Layer 1 Blockchain

Decentralized Finance (DeFi)
Updated Apr 2026

The base blockchain network that independently validates and records transactions without relying on another chain.

What is Layer 1?

A Layer 1 (L1) blockchain is a foundational, self-sufficient blockchain network that independently processes, validates, and records transactions using its own consensus mechanism, native token, and security model. Bitcoin and Ethereum are the most prominent Layer 1 blockchains; others include Solana, Avalanche, BNB Chain, and Cardano. Layer 1 blockchains face the 'blockchain trilemma' — the difficulty of simultaneously achieving decentralization, security, and scalability. Bitcoin prioritizes decentralization and security at the cost of throughput (~7 transactions per second).

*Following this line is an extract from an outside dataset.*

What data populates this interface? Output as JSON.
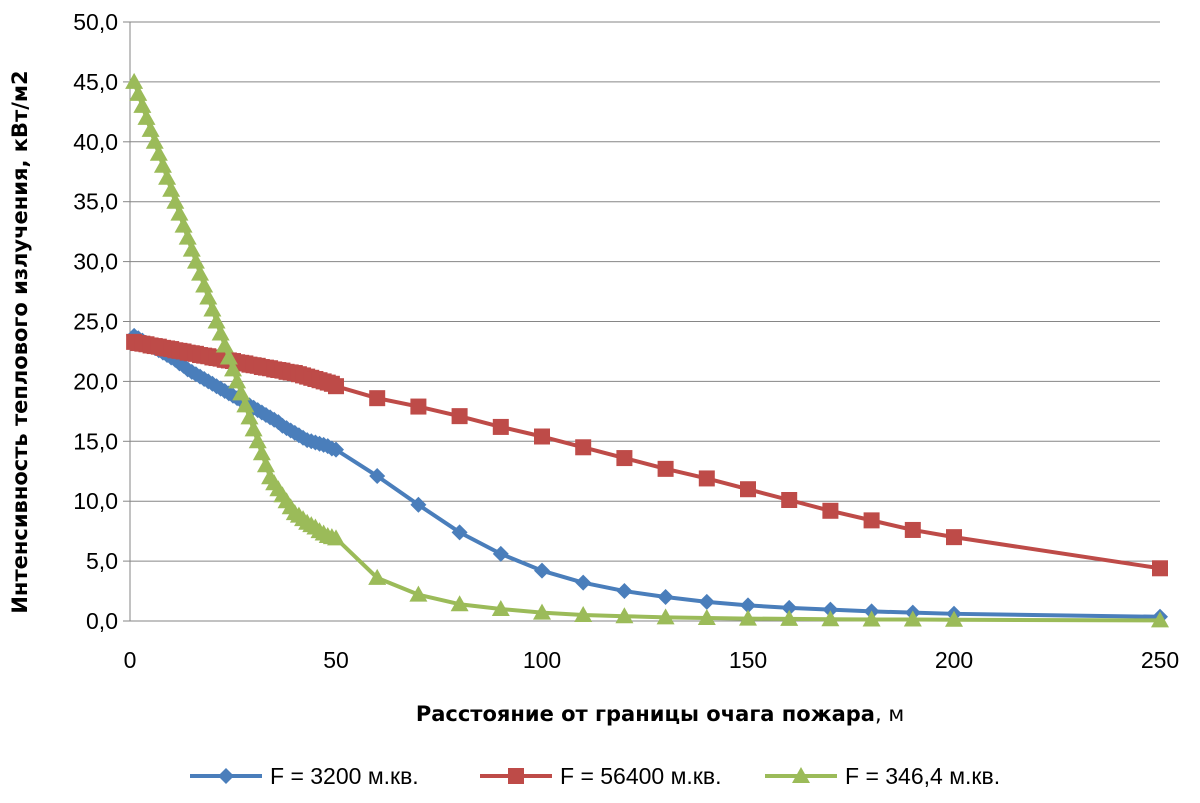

Solana optimizes for throughput (~65,000 TPS) with trade-offs in decentralization. To scale without compromising security or decentralization, Layer 2 networks are built on top of Layer 1s, processing transactions off-chain and settling the final state back to the Layer 1. All DeFi activity ultimately settles to a Layer 1, which serves as the source of truth.

Example

Example

When a user swaps tokens on Uniswap deployed on Ethereum's Layer 1, the final transaction is recorded on Ethereum's main chain. If instead they use Uniswap on Arbitrum (a Layer 2), the swap is processed off-chain and the net result is periodically settled to Ethereum Layer 1 in a compressed batch. Ethereum's Layer 1 remains the security anchor for both cases.